I had always been a serial procrastinator. During my undergraduate degree, I constantly left work until the final possible moment (or later). There was a set pattern; after coursework was set, I never worried about it until the deadline was looming. Even by the time it became urgent, I’d still find myself doing other things; anything other than work. Still, I managed to get through on late nights and buckets of coffee.

When I reached the final year of my PhD, I had little in the way of results, no idea what I wanted to do with my life, and was wasting huge amounts of each day stuck on the internet. It felt like I was working – I was expending energy anyway – but without any forward momentum.

It seemed I had no control over the outcome of the research. I’d put hours in; sometimes it’d work out, more often I’d get nothing, and sometimes I’d end up undoing work I’d already done. My default would be to go and waste half an hour on the internet when something went wrong, or when I just couldn’t find the motivation to do anything productive, so then I’d end up feeling guilty about not doing enough work.

In the summer of my final year, I was on the verge of a breakdown. I didn’t have enough results, time was running out, my personal life was a mess, and I absolutely believed that I was going to fail. I had no idea what I was going to do with my life, and the whole thing seemed pointless. I had trouble sleeping, which in turn meant I couldn’t function during the day, and the whole cycle just continually reinforced itself.

I’d become extremely irritable, even shouting at a first-year student for doing nothing more than asking how it was going.

PhD’s are supposed to be difficult; at a basic level that’s the whole point of them. But when it affects your mental and physical well-being, something has to change.  In July 2006, two months before my funding was due to run out, I hit rock bottom. The mental defences I’d built up against my situation, which largely involved carrying on as normal, were blown apart.

I was depressed and desperate, but was forced to actually face up to reality rather than simply trudging on waiting for something to change. I realised that if I was stressed, miserable and getting nowhere, then I was doing something wrong.

Where do you go when things aren’t going to plan?

So what did I do? Work longer hours to try to make up for lost ground? No. I relaxed. I started looking after the simple things, like my mental health, by taking a walk around the campus when things weren’t going right, rather than defaulting to checking email. I could think the problem over and go back to it when I was ready.

That one habit alone saved my PhD. Without spending any more time in the lab, and far less time at a computer, my productivity rocketed. I started getting results, started to regain confidence, and started to think that I might actually pass my PhD.

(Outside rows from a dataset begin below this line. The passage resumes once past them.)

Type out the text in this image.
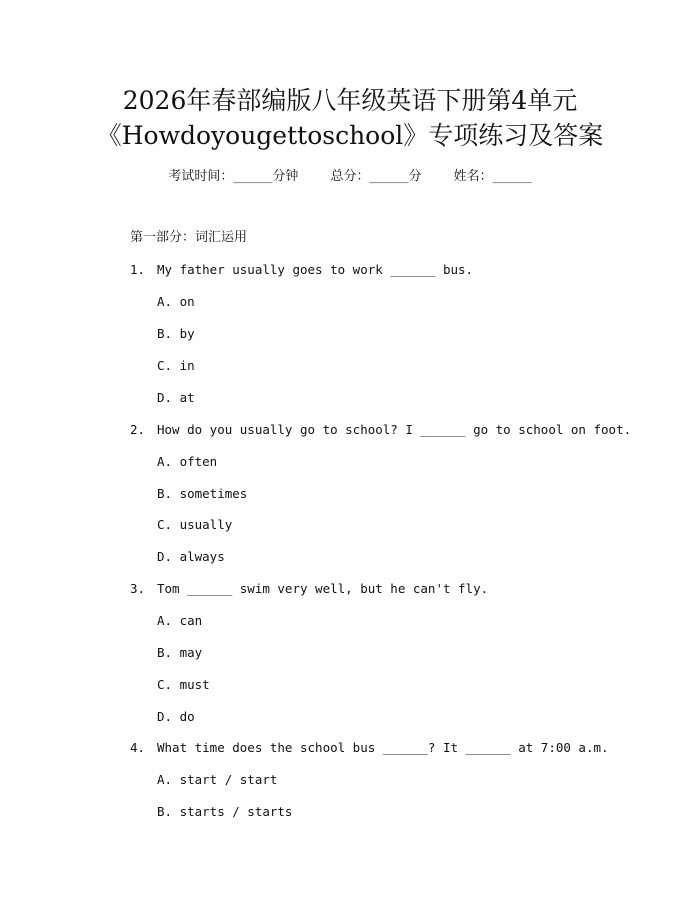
2026年春部编版八年级英语下册第4单元
《Howdoyougettoschool》专项练习及答案
考试时间：______分钟 总分：______分 姓名：______
第一部分：词汇运用
1. My father usually goes to work ______ bus.
A. on
B. by
C. in
D. at
2. How do you usually go to school? I ______ go to school on foot.
A. often
B. sometimes
C. usually
D. always
3. Tom ______ swim very well, but he can't fly.
A. can
B. may
C. must
D. do
4. What time does the school bus ______? It ______ at 7:00 a.m.
A. start / start
B. starts / starts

Where you go, physically and psychologically, when things aren’t going exactly to plan can have a massive effect on how quickly you can get back on track. My old default habits of reverting to the internet to fill up time and avoid the problem whenever I lost momentum were destructive, but not in an obvious way. It took a bit of trauma to force me to actually asses them.

Often, physically stepping back from the source of stress can help gain a new perspective, but I think the key is not to let information in as a distraction, and let the brain engage with the problem in a relaxed way. In any kind of research, things will go wrong at some point and we can’t always control everything, but we can always choose how to respond. The point though is that it needs to be a conscious choice, not just reverting to habit.